Dans le cadre des objectifs fixés par le protocole de Kyoto, le Canada n’a pas tenu ses engagements sur la première période. Compte tenu de ses impératifs économiques, le Canada n’est pas en mesure d’apporter de certitude sur ses réductions d’émission de GES à venir.
Le Canada s’est fait pendant plusieurs années le chantre du multilatéralisme sur divers dossiers : conceptualisation des opérations de maintien de la paix, enjeux de sécurité humaine, etc., jouant ainsi un rôle moteur dans la promotion du multilatéralisme. On ne peut que déplorer que cette posture ne se prolonge pas aujourd’hui dans le domaine de la lutte contre le changement climatique.

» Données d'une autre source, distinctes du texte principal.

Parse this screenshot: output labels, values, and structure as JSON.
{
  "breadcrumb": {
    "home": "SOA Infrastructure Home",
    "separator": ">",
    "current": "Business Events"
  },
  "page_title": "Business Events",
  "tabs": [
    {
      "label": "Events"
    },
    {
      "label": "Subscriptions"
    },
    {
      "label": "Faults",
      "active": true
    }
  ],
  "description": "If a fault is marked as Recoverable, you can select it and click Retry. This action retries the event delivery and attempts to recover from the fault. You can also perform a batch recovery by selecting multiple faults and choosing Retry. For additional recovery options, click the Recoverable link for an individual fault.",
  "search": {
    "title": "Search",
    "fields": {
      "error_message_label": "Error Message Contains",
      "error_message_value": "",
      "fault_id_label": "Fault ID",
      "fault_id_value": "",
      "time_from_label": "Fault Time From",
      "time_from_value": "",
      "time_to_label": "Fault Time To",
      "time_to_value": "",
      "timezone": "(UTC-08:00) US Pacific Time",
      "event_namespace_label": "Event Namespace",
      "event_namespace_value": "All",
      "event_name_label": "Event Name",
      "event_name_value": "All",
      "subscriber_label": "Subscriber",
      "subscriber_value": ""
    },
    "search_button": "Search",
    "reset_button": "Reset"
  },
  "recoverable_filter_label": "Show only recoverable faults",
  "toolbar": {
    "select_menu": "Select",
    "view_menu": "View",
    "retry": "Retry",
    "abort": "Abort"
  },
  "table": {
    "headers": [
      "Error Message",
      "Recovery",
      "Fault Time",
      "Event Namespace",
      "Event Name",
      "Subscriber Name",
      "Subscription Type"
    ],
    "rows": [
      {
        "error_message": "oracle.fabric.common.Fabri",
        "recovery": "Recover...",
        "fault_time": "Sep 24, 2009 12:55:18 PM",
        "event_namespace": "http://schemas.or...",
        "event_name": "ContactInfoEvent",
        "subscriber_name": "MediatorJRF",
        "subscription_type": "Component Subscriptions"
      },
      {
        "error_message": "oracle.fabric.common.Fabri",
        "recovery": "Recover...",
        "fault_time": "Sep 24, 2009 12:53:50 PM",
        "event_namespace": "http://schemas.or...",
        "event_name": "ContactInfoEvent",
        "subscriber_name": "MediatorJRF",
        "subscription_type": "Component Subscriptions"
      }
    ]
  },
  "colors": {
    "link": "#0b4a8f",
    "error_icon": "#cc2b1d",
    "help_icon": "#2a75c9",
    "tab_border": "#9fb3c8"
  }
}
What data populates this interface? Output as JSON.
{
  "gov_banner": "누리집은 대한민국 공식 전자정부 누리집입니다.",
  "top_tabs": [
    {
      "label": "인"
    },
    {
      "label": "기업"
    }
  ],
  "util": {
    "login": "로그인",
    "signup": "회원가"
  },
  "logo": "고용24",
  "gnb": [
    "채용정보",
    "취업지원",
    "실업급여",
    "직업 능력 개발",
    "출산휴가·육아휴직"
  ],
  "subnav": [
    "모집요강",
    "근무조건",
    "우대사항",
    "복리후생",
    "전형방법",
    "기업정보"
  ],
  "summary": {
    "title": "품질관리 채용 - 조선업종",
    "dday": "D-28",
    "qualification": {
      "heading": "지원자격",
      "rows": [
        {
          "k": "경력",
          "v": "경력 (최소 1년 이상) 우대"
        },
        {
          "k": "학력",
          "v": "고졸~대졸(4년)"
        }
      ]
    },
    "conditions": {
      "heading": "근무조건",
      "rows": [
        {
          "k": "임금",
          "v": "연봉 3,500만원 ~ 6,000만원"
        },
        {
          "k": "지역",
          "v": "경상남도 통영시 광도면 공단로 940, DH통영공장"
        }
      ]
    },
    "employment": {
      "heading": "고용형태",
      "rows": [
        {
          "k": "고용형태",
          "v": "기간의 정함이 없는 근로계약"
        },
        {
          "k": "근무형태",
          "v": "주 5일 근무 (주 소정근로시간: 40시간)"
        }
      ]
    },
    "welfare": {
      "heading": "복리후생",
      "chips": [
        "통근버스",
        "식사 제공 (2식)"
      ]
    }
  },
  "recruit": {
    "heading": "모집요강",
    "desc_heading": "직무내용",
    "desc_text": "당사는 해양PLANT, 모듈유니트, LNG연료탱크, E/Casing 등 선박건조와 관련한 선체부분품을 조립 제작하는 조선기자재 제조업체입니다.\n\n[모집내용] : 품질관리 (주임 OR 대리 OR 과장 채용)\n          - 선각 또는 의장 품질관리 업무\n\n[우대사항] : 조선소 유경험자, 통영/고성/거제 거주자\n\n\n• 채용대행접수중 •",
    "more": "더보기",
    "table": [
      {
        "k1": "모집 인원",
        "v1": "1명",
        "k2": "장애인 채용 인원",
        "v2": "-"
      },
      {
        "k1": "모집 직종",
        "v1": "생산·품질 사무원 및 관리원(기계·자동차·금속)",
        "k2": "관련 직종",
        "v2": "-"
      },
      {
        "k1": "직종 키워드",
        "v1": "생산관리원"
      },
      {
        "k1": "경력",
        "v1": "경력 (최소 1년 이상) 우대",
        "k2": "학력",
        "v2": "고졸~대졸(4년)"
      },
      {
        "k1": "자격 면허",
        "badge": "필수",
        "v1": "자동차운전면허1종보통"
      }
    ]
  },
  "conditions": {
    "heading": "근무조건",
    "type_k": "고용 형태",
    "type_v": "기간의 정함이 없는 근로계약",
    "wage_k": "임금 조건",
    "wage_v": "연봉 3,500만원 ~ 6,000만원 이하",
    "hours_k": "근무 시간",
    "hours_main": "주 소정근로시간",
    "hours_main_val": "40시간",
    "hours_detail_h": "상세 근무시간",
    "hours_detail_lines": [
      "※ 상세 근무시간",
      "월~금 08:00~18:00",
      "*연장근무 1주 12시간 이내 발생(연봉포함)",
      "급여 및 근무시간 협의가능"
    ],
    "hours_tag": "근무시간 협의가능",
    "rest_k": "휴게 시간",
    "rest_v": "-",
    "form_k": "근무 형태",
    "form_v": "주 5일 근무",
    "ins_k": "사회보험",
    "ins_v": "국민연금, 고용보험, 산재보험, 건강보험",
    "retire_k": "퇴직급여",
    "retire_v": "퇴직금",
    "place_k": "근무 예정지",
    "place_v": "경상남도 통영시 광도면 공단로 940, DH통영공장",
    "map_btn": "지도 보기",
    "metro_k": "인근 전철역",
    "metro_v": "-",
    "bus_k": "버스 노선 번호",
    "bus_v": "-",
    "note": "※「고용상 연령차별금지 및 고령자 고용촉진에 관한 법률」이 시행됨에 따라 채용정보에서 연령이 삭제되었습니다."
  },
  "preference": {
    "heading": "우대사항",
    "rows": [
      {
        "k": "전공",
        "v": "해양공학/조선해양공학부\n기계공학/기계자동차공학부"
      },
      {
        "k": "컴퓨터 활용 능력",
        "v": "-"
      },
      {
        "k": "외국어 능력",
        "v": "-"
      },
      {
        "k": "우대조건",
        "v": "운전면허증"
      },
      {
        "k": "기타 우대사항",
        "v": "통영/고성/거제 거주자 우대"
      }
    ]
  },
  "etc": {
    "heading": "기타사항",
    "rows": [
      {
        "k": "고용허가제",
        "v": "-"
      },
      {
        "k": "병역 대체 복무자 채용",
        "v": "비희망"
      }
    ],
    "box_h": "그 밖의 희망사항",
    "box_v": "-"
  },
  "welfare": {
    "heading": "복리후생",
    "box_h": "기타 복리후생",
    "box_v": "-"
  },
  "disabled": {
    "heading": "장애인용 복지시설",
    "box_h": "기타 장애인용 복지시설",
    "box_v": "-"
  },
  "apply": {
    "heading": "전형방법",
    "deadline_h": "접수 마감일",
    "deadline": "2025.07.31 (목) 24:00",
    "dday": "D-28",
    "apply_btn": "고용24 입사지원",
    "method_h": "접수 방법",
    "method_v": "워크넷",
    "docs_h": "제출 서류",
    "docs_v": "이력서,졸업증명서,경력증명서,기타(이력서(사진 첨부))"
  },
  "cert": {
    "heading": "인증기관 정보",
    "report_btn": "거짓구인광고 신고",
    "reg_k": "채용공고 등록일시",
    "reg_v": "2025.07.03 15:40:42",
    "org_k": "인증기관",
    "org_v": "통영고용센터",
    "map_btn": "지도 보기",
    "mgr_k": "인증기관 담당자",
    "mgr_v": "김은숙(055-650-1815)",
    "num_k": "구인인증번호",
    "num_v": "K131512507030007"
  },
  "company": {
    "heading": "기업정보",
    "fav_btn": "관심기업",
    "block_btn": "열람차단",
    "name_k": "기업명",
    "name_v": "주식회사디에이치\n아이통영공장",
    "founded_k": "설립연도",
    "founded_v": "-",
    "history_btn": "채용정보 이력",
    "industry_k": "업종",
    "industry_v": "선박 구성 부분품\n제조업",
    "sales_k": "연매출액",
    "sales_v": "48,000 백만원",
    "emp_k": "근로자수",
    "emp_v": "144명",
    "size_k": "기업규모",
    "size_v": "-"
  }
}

La Russie et le Japon pourraient suivre l’exemple canadien. Il faudra voir dans les mois qui viennent. Ces deux pays, qui étaient à l’initiative avec le Canada du rejet de Kyoto dès le sommet de Cancun l’an dernier, pourraient effectivement adopter la même posture. Reste à savoir quel serait l’intérêt des gouvernements russe et japonais à se prononcer sur cette question dès aujourd’hui.
Dans cette logique, le protocole de Kyoto ne serait donc porté que par l’Union européenne, la Norvège et la Suisse. Quant aux objectifs chiffrés envisagés, le sujet n’a pas été abordé à Durban, et les décisions à nouveau reportées à la prochaine conférence annuelle de la Convention Climat, qui en 2012 se déroulera à Doha.
Difficile de tenir d’un côté le discours de l’urgence climatique, repris par de nombreux politiques, et dans le même temps de ne pas chercher de solutions alternatives pour y répondre. Cette réflexion peut être associée à celle de la lutte contre le réchauffement climatique, soit le développement de stratégies énergétiques alternatives à long terme. Ces questions, plus consensuelles et répondant à des préoccupations réelles face à l’épuisement des énergies fossiles, pourraient peut-être permettre d’engager une véritable dynamique de coopération.
Reste que Durban témoigne d’une autre réalité. Au lieu de servir de lieu de réflexion sur les modes d’engagement contre le changement climatique, les sommets pour le climat deviennent l’endroit privilégié de la défense des intérêts étatiques et de leurs modèles économiques.